Не знаю почему, но эта злая революционная песня сопровождала меня с самого второго рождения в этом мире. Определенно, заряжала она капитально. Несмотря на яркие мухи в глазах и общее муторное состояние, я закончил Ежика и не грохнулся на пол, и уже взялся за красный крест, когда Пелагея открыла свои ясные голубые глаза и с благодарностью глянула на меня, а малой толкнулся изнутри то ли пяточкой, то ли — ладошкой.
И тут полыхнуло так, что каменный щит, окружающий нас, разлетелся к чертовой матери, и золотом залило всю комнату, и кто-то заорал истошно, а кто-то — восторженно. А я, конечно, вырубился, здорово ляснувшись башкой о край медицинского ложа.
— Мальчик! Мальчик! — выплясывал по комнате Демидов потрясая руками в воздухе и выделывая ногами немыслимые кренделя. — Никитушка! Наследник! Бабай, вставайте скорей, я буду вас целовать в обе щеки! Родной вы мой урук! Эй, кто там! Объявите по юридике выходной и премию в десять… Пятнадцать процентов оклада всем рабочим, а в детсады и школы — апельсины, из моих складов!
— У-а-а-а-а!!! — басом орал младенец.
— Света, подмени меня у роженицы, нужно обязательно зарастить мягкие ткани и выгнать токсины… Состояние пациентки стабильное, прогноз — позитивный, но у меня маны не хватает… — быстро-быстро говорила самая старшая из Боткиных.
— Что тут вообще… — я отряхивался от каменной крошки и пыли, отплевывался и пытался врубиться в происходящее. — Та-а-ак!

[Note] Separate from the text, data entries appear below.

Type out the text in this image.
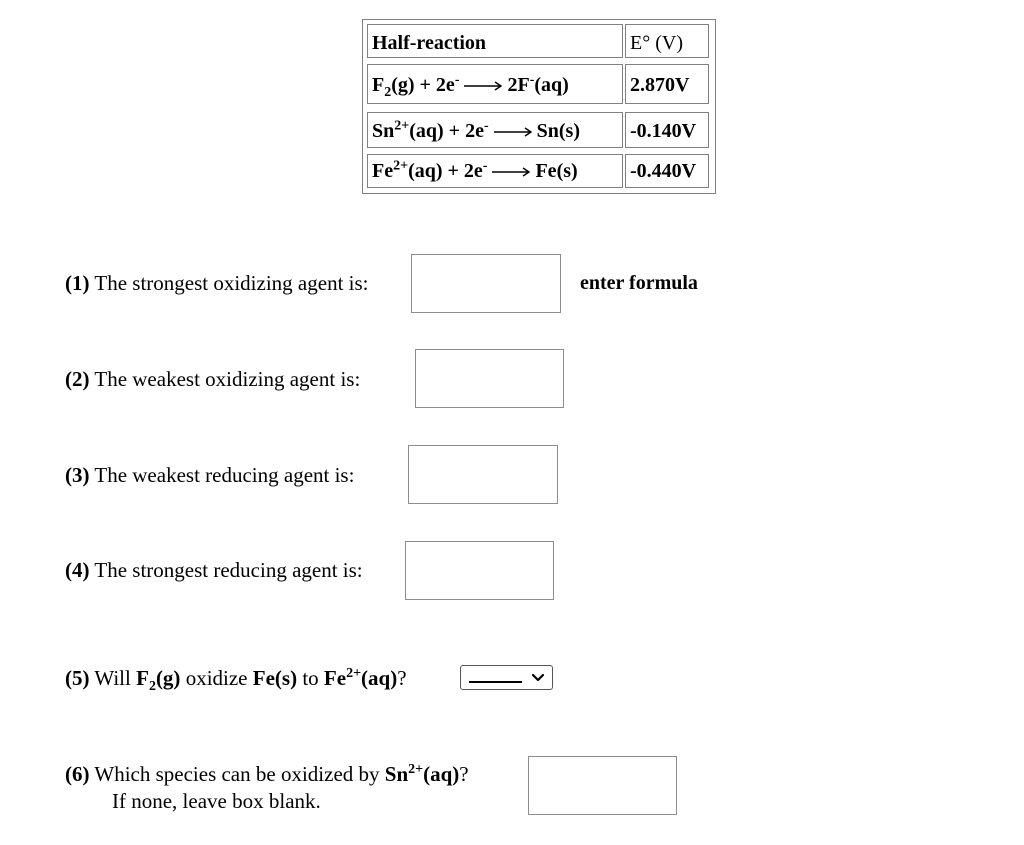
Half-reaction	E° (V)
$F_2(g) + 2e^-$ 2F-(aq)	2.870V
$Sn^{2+}(aq) + 2e^-$ Sn(s)	-0.140V
$Fe^{2+}(aq) + 2e^-$ Fe(s)	-0.440V
(1) The strongest oxidizing agent is:	enter formula
(2) The weakest oxidizing agent is:
(3) The weakest reducing agent is:
(4) The strongest reducing agent is:
(5) Will $F_2(g)$ oxidize Fe(s) to $Fe^{2+}(aq)$?
(6) Which species can be oxidized by $Sn^{2+}(aq)$?
If none, leave box blank.
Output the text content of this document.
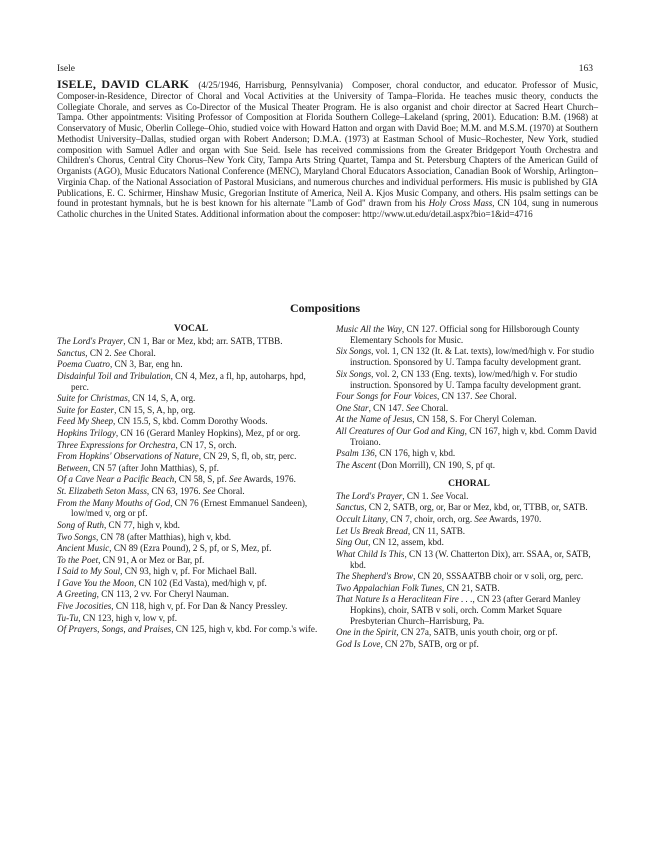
Isele	163

ISELE, DAVID CLARK (4/25/1946, Harrisburg, Pennsylvania) Composer, choral conductor, and educator. Professor of Music, Composer-in-Residence, Director of Choral and Vocal Activities at the University of Tampa–Florida. He teaches music theory, conducts the Collegiate Chorale, and serves as Co-Director of the Musical Theater Program. He is also organist and choir director at Sacred Heart Church–Tampa. Other appointments: Visiting Professor of Composition at Florida Southern College–Lakeland (spring, 2001). Education: B.M. (1968) at Conservatory of Music, Oberlin College–Ohio, studied voice with Howard Hatton and organ with David Boe; M.M. and M.S.M. (1970) at Southern Methodist University–Dallas, studied organ with Robert Anderson; D.M.A. (1973) at Eastman School of Music–Rochester, New York, studied composition with Samuel Adler and organ with Sue Seid. Isele has received commissions from the Greater Bridgeport Youth Orchestra and Children's Chorus, Central City Chorus–New York City, Tampa Arts String Quartet, Tampa and St. Petersburg Chapters of the American Guild of Organists (AGO), Music Educators National Conference (MENC), Maryland Choral Educators Association, Canadian Book of Worship, Arlington–Virginia Chap. of the National Association of Pastoral Musicians, and numerous churches and individual performers. His music is published by GIA Publications, E. C. Schirmer, Hinshaw Music, Gregorian Institute of America, Neil A. Kjos Music Company, and others. His psalm settings can be found in protestant hymnals, but he is best known for his alternate "Lamb of God" drawn from his Holy Cross Mass, CN 104, sung in numerous Catholic churches in the United States. Additional information about the composer: http://www.ut.edu/detail.aspx?bio=1&id=4716

Compositions
VOCAL
The Lord's Prayer, CN 1, Bar or Mez, kbd; arr. SATB, TTBB.
Sanctus, CN 2. See Choral.
Poema Cuatro, CN 3, Bar, eng hn.
Disdainful Toil and Tribulation, CN 4, Mez, a fl, hp, autoharps, hpd, perc.
Suite for Christmas, CN 14, S, A, org.
Suite for Easter, CN 15, S, A, hp, org.
Feed My Sheep, CN 15.5, S, kbd. Comm Dorothy Woods.
Hopkins Trilogy, CN 16 (Gerard Manley Hopkins), Mez, pf or org.
Three Expressions for Orchestra, CN 17, S, orch.
From Hopkins' Observations of Nature, CN 29, S, fl, ob, str, perc.
Between, CN 57 (after John Matthias), S, pf.
Of a Cave Near a Pacific Beach, CN 58, S, pf. See Awards, 1976.
St. Elizabeth Seton Mass, CN 63, 1976. See Choral.
From the Many Mouths of God, CN 76 (Ernest Emmanuel Sandeen), low/med v, org or pf.
Song of Ruth, CN 77, high v, kbd.
Two Songs, CN 78 (after Matthias), high v, kbd.
Ancient Music, CN 89 (Ezra Pound), 2 S, pf, or S, Mez, pf.
To the Poet, CN 91, A or Mez or Bar, pf.
I Said to My Soul, CN 93, high v, pf. For Michael Ball.
I Gave You the Moon, CN 102 (Ed Vasta), med/high v, pf.
A Greeting, CN 113, 2 vv. For Cheryl Nauman.
Five Jocosities, CN 118, high v, pf. For Dan & Nancy Pressley.
Tu-Tu, CN 123, high v, low v, pf.
Of Prayers, Songs, and Praises, CN 125, high v, kbd. For comp.'s wife.
Music All the Way, CN 127. Official song for Hillsborough County Elementary Schools for Music.
Six Songs, vol. 1, CN 132 (It. & Lat. texts), low/med/high v. For studio instruction. Sponsored by U. Tampa faculty development grant.
Six Songs, vol. 2, CN 133 (Eng. texts), low/med/high v. For studio instruction. Sponsored by U. Tampa faculty development grant.
Four Songs for Four Voices, CN 137. See Choral.
One Star, CN 147. See Choral.
At the Name of Jesus, CN 158, S. For Cheryl Coleman.
All Creatures of Our God and King, CN 167, high v, kbd. Comm David Troiano.
Psalm 136, CN 176, high v, kbd.
The Ascent (Don Morrill), CN 190, S, pf qt.
CHORAL
The Lord's Prayer, CN 1. See Vocal.
Sanctus, CN 2, SATB, org, or, Bar or Mez, kbd, or, TTBB, or, SATB.
Occult Litany, CN 7, choir, orch, org. See Awards, 1970.
Let Us Break Bread, CN 11, SATB.
Sing Out, CN 12, assem, kbd.
What Child Is This, CN 13 (W. Chatterton Dix), arr. SSAA, or, SATB, kbd.
The Shepherd's Brow, CN 20, SSSAATBB choir or v soli, org, perc.
Two Appalachian Folk Tunes, CN 21, SATB.
That Nature Is a Heraclitean Fire . . ., CN 23 (after Gerard Manley Hopkins), choir, SATB v soli, orch. Comm Market Square Presbyterian Church–Harrisburg, Pa.
One in the Spirit, CN 27a, SATB, unis youth choir, org or pf.
God Is Love, CN 27b, SATB, org or pf.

Оказывается, в целом Боткины оставались на нашей… То есть — на Демидовской стороне. И их в комнате-палате суетилось не четверо, а человек десять: похоже, те самые дежурные смены. Я не знаю, какой срок беременности был у Пелагии, явно — не первый-второй триместр, но думаю — со здешним уровнем магической медицины целительницы шести-семимесячного выходят как положено. Вон как орет!